Selbst wenn man Jo Enzweilers Arbeiten zunächst als reine Form- und Farbereignisse betrachtet, so zeigen die sich alsbald einstellenden Landschaftsassoziationen, dass das "Band mit der Natur im Bewußtsein des Künstlers nur noch dichter geknüpft wird" und machen das Wissen um die als Prinzipien in der Natur wirkenden Kräfte deutlich. Es ist ein Wissen, das fast schon zum Bestandteil des (unter-)bewusstseins geworden ist, wie die Konsequenz im Werk Enzweilers zeigt – durch sein immer weitergehendes Beobachten, Sezieren und Analysieren der Natur, der Landschaft und der nachfolgenden Verbildlichung dessen, was hinter dem Vordergründig liegt. Angefangen von den zeichnerischen Reiseskizzen über die Reißarbeiten bis zu den Stempel-Gouachen reihen sich Schichtschnitte hintereinander, die immer tiefere Schichten freizulegen imstande sind.
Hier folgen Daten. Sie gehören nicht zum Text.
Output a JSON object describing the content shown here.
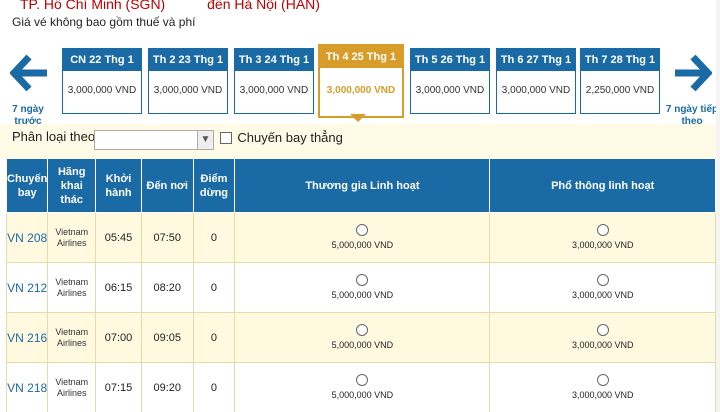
{
  "route": {
    "from": "TP. Hồ Chí Minh (SGN)",
    "to": "đến Hà Nội (HAN)"
  },
  "note": "Giá vé không bao gồm thuế và phí",
  "nav": {
    "prev_label": "7 ngày trước",
    "next_label": "7 ngày tiếp theo"
  },
  "days": [
    {
      "label": "CN 22 Thg 1",
      "price": "3,000,000 VND",
      "selected": false
    },
    {
      "label": "Th 2 23 Thg 1",
      "price": "3,000,000 VND",
      "selected": false
    },
    {
      "label": "Th 3 24 Thg 1",
      "price": "3,000,000 VND",
      "selected": false
    },
    {
      "label": "Th 4 25 Thg 1",
      "price": "3,000,000 VND",
      "selected": true
    },
    {
      "label": "Th 5 26 Thg 1",
      "price": "3,000,000 VND",
      "selected": false
    },
    {
      "label": "Th 6 27 Thg 1",
      "price": "3,000,000 VND",
      "selected": false
    },
    {
      "label": "Th 7 28 Thg 1",
      "price": "2,250,000 VND",
      "selected": false
    }
  ],
  "filter": {
    "label": "Phân loại theo",
    "selected": "",
    "direct_label": "Chuyến bay thẳng"
  },
  "columns": {
    "flight": "Chuyến bay",
    "airline": "Hãng khai thác",
    "depart": "Khởi hành",
    "arrive": "Đến nơi",
    "stops": "Điểm dừng",
    "business": "Thương gia Linh hoạt",
    "economy": "Phổ thông linh hoạt"
  },
  "flights": [
    {
      "no": "VN 208",
      "airline": "Vietnam Airlines",
      "depart": "05:45",
      "arrive": "07:50",
      "stops": "0",
      "business": "5,000,000 VND",
      "economy": "3,000,000 VND"
    },
    {
      "no": "VN 212",
      "airline": "Vietnam Airlines",
      "depart": "06:15",
      "arrive": "08:20",
      "stops": "0",
      "business": "5,000,000 VND",
      "economy": "3,000,000 VND"
    },
    {
      "no": "VN 216",
      "airline": "Vietnam Airlines",
      "depart": "07:00",
      "arrive": "09:05",
      "stops": "0",
      "business": "5,000,000 VND",
      "economy": "3,000,000 VND"
    },
    {
      "no": "VN 218",
      "airline": "Vietnam Airlines",
      "depart": "07:15",
      "arrive": "09:20",
      "stops": "0",
      "business": "5,000,000 VND",
      "economy": "3,000,000 VND"
    }
  ],
  "colors": {
    "header_blue": "#1a6aa5",
    "selected_gold": "#d89c2a",
    "route_red": "#c00000",
    "row_cream": "#fff9e0"
  }
}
Auf diesem Wege bewegt sich Jo Enzweiler auch bei seiner künstlerischen Arbeit für den öffentliche Raum konsequent weiter. Er bezieht sich stets auf Funktion und Charakter des Ortes, Platzes oder Bauwerks, für den/das sein Kunstwerk bestimmt ist, und transponiert die Wesensmerkmale des Ortes in eine klare strenge, konkrete Formensprache. Diese greift wiederum Formanregungen des Ortes auf. Die künstlerische Form komprimiert Nachrichten über das Wesen des Ortes, führt sie auf essentielles zurück und gibt sie so an den Betrachter weiter.
Das Wirken von Enzweilers Arbeiten im öffentlichen Raum weist zurück auf seine Tätigkeit als Kunstvermittler, der weniger die eigene Arbeit in den Vordergrund stellt, als vielmehr das Bemühen, Sensibilität für die Anliegen der Kunst zu schärfen sowie Akzeptanz und Verständnis für die Kunst zu schaffen.
Michael Jähne
(aus: Paul Bertemes, Jean Colling (Hg.): Visites d'Atelier besuche. Band 1. Luxembourg 2006)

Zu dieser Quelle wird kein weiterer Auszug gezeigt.